In the beginning, venture capital created the Series A.
Now, young companies raise an expanding variety of early rounds; so many, it is hard to keep track.
Seed, pre-seed, post seed, angel, seed prime, seed extension, A prime: The nomenclature for initial institutional, and non-institutional, capital has changed strikingly in a decade. Who even thinks “friends and family” anymore?
All this is due in large part to the enormous amount of money that has flowed into venture capital over the past five years.
An estimated 750 seed funds now actively invest, with $36.6 billion having poured into seed and angel deals over the same years, according to data from PitchBook and the National Venture Capital Association. The early generation of pioneering seed investors, such as Felicis Ventures, First Round Capital, True Ventures, grew up and went on to raise larger funds, leading to larger financings.
The result is a funding market with a new set of definitions. Today’s seeds now look like yesterday’s Series As, with deals of $2.5 million to $3 million and valuations of, say, $8 million pre. Pre-seeds, likewise, resembled yesterday’s seeds, scraping together $500,000 or so on valuations of, perhaps, $4 million.
Series As, for their part, look more like expansion rounds, with $5 million to $10 million or more raised and investors who insist upon companies further along the development path before they write checks.
It is a market in flux, and one that is reshaping the face of venture. Seed companies typically now have a product in the market, or at least in beta, and even pre-seeds can boast of early versions of products. At Series A, an abundance of selection allows investors to be even choosier.
The consequence of this trend could be far reaching.

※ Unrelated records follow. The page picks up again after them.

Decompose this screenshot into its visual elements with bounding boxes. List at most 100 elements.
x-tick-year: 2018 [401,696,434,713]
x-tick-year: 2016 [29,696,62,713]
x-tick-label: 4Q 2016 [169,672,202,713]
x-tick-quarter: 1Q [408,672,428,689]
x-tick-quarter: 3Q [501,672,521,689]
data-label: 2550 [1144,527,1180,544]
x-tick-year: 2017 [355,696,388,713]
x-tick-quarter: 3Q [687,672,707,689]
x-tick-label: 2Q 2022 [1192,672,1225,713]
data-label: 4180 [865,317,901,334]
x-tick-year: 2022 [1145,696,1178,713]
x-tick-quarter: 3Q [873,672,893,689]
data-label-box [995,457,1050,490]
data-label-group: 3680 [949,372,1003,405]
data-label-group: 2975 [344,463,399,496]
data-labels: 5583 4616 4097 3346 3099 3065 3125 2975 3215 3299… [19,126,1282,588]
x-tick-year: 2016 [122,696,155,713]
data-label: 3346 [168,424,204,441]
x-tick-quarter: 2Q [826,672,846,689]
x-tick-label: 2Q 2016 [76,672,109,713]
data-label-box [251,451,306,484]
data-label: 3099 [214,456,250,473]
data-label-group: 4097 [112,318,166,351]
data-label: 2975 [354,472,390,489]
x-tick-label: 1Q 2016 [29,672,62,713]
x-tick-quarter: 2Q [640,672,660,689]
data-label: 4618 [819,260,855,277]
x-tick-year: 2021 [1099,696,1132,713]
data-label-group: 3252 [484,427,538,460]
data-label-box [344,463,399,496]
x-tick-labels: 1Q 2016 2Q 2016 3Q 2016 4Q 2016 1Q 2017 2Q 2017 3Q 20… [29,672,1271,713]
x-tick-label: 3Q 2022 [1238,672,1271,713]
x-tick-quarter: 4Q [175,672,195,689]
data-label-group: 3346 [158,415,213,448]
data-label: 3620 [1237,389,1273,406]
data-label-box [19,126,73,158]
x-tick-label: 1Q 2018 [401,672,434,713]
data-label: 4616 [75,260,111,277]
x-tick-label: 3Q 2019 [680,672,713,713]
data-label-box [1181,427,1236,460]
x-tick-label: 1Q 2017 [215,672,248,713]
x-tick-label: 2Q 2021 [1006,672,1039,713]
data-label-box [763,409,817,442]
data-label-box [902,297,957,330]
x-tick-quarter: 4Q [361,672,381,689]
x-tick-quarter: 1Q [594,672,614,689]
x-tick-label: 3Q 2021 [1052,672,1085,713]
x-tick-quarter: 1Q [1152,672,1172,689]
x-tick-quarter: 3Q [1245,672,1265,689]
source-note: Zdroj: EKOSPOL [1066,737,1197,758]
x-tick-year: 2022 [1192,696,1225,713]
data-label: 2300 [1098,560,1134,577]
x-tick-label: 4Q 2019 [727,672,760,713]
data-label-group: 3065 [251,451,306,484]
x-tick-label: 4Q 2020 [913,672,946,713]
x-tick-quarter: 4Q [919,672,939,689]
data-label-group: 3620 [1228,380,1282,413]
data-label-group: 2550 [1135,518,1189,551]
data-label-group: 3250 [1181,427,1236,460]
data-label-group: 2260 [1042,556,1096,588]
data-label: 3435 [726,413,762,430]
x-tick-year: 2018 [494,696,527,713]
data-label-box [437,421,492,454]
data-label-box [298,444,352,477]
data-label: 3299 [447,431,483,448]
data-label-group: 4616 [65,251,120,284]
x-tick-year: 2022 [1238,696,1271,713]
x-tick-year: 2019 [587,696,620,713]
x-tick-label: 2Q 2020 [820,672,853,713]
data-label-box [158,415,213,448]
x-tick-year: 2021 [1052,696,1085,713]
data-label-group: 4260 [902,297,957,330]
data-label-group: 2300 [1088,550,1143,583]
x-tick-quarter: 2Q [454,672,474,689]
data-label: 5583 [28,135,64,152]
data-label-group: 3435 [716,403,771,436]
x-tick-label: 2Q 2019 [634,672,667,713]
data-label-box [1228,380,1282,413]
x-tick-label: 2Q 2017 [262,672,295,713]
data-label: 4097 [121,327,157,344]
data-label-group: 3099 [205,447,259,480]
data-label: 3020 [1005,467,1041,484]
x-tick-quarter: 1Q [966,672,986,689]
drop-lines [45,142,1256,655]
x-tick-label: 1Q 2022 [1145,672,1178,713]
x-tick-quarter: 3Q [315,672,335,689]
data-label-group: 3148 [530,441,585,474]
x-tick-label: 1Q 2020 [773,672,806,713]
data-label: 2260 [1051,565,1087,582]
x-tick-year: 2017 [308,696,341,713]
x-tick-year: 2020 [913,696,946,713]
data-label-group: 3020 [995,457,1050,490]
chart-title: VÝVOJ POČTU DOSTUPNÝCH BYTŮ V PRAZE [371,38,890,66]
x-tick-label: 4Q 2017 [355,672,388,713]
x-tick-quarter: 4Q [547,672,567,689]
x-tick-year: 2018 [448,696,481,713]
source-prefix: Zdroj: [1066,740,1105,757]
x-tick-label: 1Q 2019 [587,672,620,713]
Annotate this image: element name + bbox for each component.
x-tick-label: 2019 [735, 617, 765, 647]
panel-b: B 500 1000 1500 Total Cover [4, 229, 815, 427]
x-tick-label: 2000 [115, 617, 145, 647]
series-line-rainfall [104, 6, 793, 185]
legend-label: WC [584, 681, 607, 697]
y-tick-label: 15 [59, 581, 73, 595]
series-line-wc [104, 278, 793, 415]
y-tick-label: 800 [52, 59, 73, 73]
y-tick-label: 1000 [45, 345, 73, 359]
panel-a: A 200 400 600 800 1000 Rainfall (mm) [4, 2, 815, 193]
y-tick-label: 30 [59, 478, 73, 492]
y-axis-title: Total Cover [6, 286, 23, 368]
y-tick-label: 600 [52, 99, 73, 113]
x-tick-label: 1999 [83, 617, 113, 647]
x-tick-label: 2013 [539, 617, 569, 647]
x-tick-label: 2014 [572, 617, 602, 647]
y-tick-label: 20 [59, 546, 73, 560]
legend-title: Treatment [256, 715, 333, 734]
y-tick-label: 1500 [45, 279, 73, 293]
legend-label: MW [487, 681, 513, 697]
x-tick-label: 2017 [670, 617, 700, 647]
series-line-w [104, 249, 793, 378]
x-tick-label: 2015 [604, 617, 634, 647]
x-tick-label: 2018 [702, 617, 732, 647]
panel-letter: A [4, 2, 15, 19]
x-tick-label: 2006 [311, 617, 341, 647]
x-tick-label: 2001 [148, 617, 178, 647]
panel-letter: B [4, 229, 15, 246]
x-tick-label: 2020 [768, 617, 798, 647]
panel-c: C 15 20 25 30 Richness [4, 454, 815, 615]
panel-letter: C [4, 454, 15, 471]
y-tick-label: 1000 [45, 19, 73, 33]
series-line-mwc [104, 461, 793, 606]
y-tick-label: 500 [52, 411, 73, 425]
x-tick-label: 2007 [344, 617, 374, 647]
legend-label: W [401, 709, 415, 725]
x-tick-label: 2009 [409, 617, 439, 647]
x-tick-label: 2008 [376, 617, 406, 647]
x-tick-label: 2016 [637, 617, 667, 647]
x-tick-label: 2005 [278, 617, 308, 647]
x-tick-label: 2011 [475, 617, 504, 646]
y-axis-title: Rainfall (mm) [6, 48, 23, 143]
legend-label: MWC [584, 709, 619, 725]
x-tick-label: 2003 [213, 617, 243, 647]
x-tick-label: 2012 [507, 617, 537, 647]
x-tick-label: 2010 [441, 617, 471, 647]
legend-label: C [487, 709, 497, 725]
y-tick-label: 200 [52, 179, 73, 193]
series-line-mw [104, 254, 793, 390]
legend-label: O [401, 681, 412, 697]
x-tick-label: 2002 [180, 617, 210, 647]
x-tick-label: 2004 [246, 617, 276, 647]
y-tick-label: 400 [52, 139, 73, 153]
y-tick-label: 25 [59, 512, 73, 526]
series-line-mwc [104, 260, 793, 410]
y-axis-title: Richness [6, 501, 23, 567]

For one, there is a blurring of the line between seed and Series A, with sometimes the same investors taking part and using convertible notes. All this raises the potential for a significant disruption of the traditional Series A ecosystem, with seed investors now in the pole position, and the Sequoias and Benchmarks of the venture world facing more competition for their rounds.
It is an important distinction with Series A remaining the choke point for early-stage funding.
Seed deal volume has more than doubled over seven years, but Series A rounds have increased by about a third. The Series A investment model, with its hands-on nature, has shown it doesn’t easily scale.
An argument can be made this creates an opportunity for well-managed capital at the post seed, or early A, area. It also might suggest a shakeout among seed funds…and seed companies, too.